L’une des plus grandes faiblesses du document titré « Cahier des charges pour l’élaboration du livre scolaire unique… » et qui sert de cadre de référence a trait à sa nature même. En réalité, il est présenté comme un TDR (Termes de référence) soumis aux éditeurs par le Ministère de l’Education Nationale et de la Formation Professionnelle (MENFP) pour la rédaction ou l’élaboration du manuel scolaire unique. Donc, ils peuvent à partir de ce TDR monter des équipes pour élaborer chacun son « manuel scolaire unique », manuel unique qui serait de ce fait multiple ???

–  La démarche est certes opportune, cependant le document ne présente pas un argumentaire clair et solide justifiant son bien-fondé.  A cet égard, le MENFP devrait fournir au public en général et aux partenaires du système éducatif en particulier, une explication claire et nette touchant au projet. Un tel éclairage se révèle fondamental et incontournable pour l’orientation judicieuse du processus d’élaboration du manuel scolaire unique. N’est-ce pas là une faiblesse théorique très grave, dommageable pour la réussite du processus ? ;

-Vu qu’il est envisagé la rédaction du manuel unique en créole, l’AKA (Akademi Kreyòl Ayisyen) est-elle officiellement partie prenante de cette démarche vu que sa contribution se révèle essentielle pour assurer l’usage d’un créole académique dans la production du manuel ? ;

-Est-ce que les titulaires des dix Directions Départementales ont déjà une maitrise suffisante de ce projet de livre unique afin d’être à même de fournir des explications au public et au personnel enseignant de leur département géographique respectif ?

-La formation des enseignants-es, d’une part en matière de pédagogie et des contenus à enseigner, d’autre part en langue créole comme outil linguistique renvoyant à la maitrise par les enseignants-es du lexique et de la syntaxe du créole ou de l’haïtien, est-elle déjà assurée ?;

– Un changement aussi important et vital pour le pays et le secteur éducatif  exige beaucoup  de travail  et renvoie inévitablement à un ensemble de préalables qui ne doivent, en aucun cas, être négligés.  Ce changement majeur ne peut être réalisé à partir d’un travail superficiel mais plutôt à partir du travail de réflexion d’une équipe pluridisciplinaire qui permettra de jeter un regard critique croisé sur la question et un éclairage sur le contenu, les objectifs pédagogiques  du manuel scolaire unique en fonction du projet d’homme, de femme en vue, du modèle de citoyen/ citoyenne  à construire  ou  du projet de société, du projet  politique et économique envisagé. Jusqu’à présent, aucune information sur l’existence ou la composition d’une équipe aussi indispensable n’est encore transmise. Le document communiqué reste muet à ce sujet;

– L’élaboration du manuel scolaire unique exige d’abord un recensement  et une analyse en profondeur de tous les manuels scolaires existants afin de mettre en évidence leurs principales faiblesses et de concevoir ensuite un manuel correct  qui sera un véritable outil pédagogique et où toutes les faiblesses identifiées seront dépassées. C’est ce manuel nouvellement conçu qui serait remis aux éditeurs pour les suites nécessaires.

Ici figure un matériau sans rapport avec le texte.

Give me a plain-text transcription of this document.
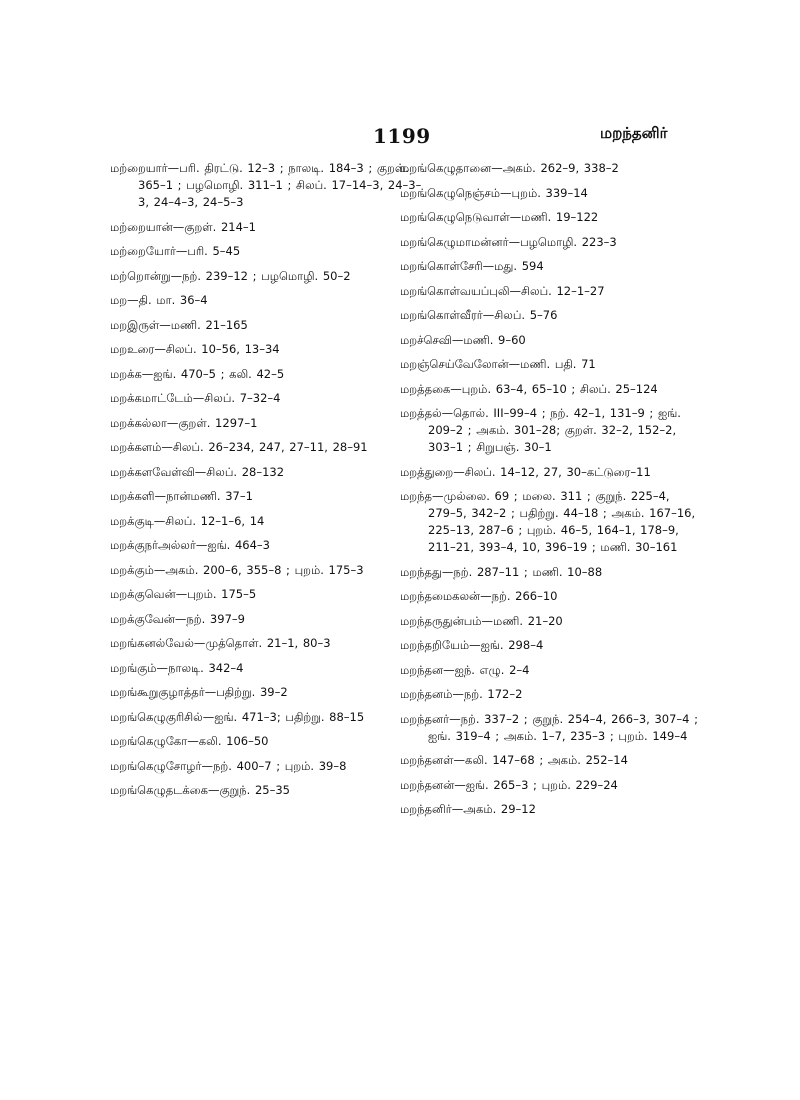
1199	மறந்தனிர்

மற்றையார்—பரி. திரட்டு. 12–3 ; நாலடி. 184–3 ; குறள். 365–1 ; பழமொழி. 311–1 ; சிலப். 17–14–3, 24–3–3, 24–4–3, 24–5–3

மற்றையான்—குறள். 214–1

மற்றையோர்—பரி. 5–45

மற்றொன்று—நற். 239–12 ; பழமொழி. 50–2

மற—தி. மா. 36–4

மறஇருள்—மணி. 21–165

மறஉரை—சிலப். 10–56, 13–34

மறக்க—ஐங். 470–5 ; கலி. 42–5

மறக்கமாட்டேம்—சிலப். 7–32–4

மறக்கல்லா—குறள். 1297–1

மறக்களம்—சிலப். 26–234, 247, 27–11, 28–91

மறக்களவேள்வி—சிலப். 28–132

மறக்களி—நான்மணி. 37–1

மறக்குடி—சிலப். 12–1–6, 14

மறக்குநர்அல்லர்—ஐங். 464–3

மறக்கும்—அகம். 200–6, 355–8 ; புறம். 175–3

மறக்குவென்—புறம். 175–5

மறக்குவேன்—நற். 397–9

மறங்கனல்வேல்—முத்தொள். 21–1, 80–3

மறங்கும்—நாலடி. 342–4

மறங்கூறுகுழாத்தர்—பதிற்று. 39–2

மறங்கெழுகுரிசில்—ஐங். 471–3; பதிற்று. 88–15

மறங்கெழுகோ—கலி. 106–50

மறங்கெழுசோழர்—நற். 400–7 ; புறம். 39–8

மறங்கெழுதடக்கை—குறுந். 25–35

மறங்கெழுதானை—அகம். 262–9, 338–2

மறங்கெழுநெஞ்சம்—புறம். 339–14

மறங்கெழுநெடுவாள்—மணி. 19–122

மறங்கெழுமாமன்னர்—பழமொழி. 223–3

மறங்கொள்சேரி—மது. 594

மறங்கொள்வயப்புலி—சிலப். 12–1–27

மறங்கொள்வீரர்—சிலப். 5–76

மறச்செவி—மணி. 9–60

மறஞ்செய்வேலோன்—மணி. பதி. 71

மறத்தகை—புறம். 63–4, 65–10 ; சிலப். 25–124

மறத்தல்—தொல். III–99–4 ; நற். 42–1, 131–9 ; ஐங். 209–2 ; அகம். 301–28; குறள். 32–2, 152–2, 303–1 ; சிறுபஞ். 30–1

மறத்துறை—சிலப். 14–12, 27, 30–கட்டுரை–11

மறந்த—முல்லை. 69 ; மலை. 311 ; குறுந். 225–4, 279–5, 342–2 ; பதிற்று. 44–18 ; அகம். 167–16, 225–13, 287–6 ; புறம். 46–5, 164–1, 178–9, 211–21, 393–4, 10, 396–19 ; மணி. 30–161

மறந்தது—நற். 287–11 ; மணி. 10–88

மறந்தமைகலன்—நற். 266–10

மறந்தருதுன்பம்—மணி. 21–20

மறந்தறியேம்—ஐங். 298–4

மறந்தன—ஐந். எழு. 2–4

மறந்தனம்—நற். 172–2

மறந்தனர்—நற். 337–2 ; குறுந். 254–4, 266–3, 307–4 ; ஐங். 319–4 ; அகம். 1–7, 235–3 ; புறம். 149–4

மறந்தனள்—கலி. 147–68 ; அகம். 252–14

மறந்தனன்—ஐங். 265–3 ; புறம். 229–24

மறந்தனிர்—அகம். 29–12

–  L’étrange impression qui se dégage de ce qui semble se passer c’est l’idée ambigüe et incongrue d’une simple traduction en créole des multiples manuels scolaires existants tels qu’ils sont avec leurs contenus abracadabrants. Et si tel est le cas, il faut, pour le plus grand bien de notre éducation, se battre contre cela. Il serait simplement question de permettre aux différents éditeurs de gagner un peu plus d’argent sans se soucier, comme toujours, des intérêts supérieurs du pays et de l’éducation en particulier ;

-Le manuel scolaire unique en créole implique à coup sûr une nouvelle approche pédagogique mettant l’accent sur la nécessité pour l’élève de participer à la construction de ses apprentissages, faisant appel  aux principes d’interdisciplinarité , de transférabilité  et de contextualisation, renvoyant aux réalités proches du vécu des élèves  et  mobilisant de plus une pédagogie transversale. La question qui interpelle : Les équipes d’élaborateurs-élaboratrices des différentes maisons d’édition sont-elles outillées pour élaborer un manuel scolaire unique en fonction de cette nouvelle approche combien utile et appréciable ?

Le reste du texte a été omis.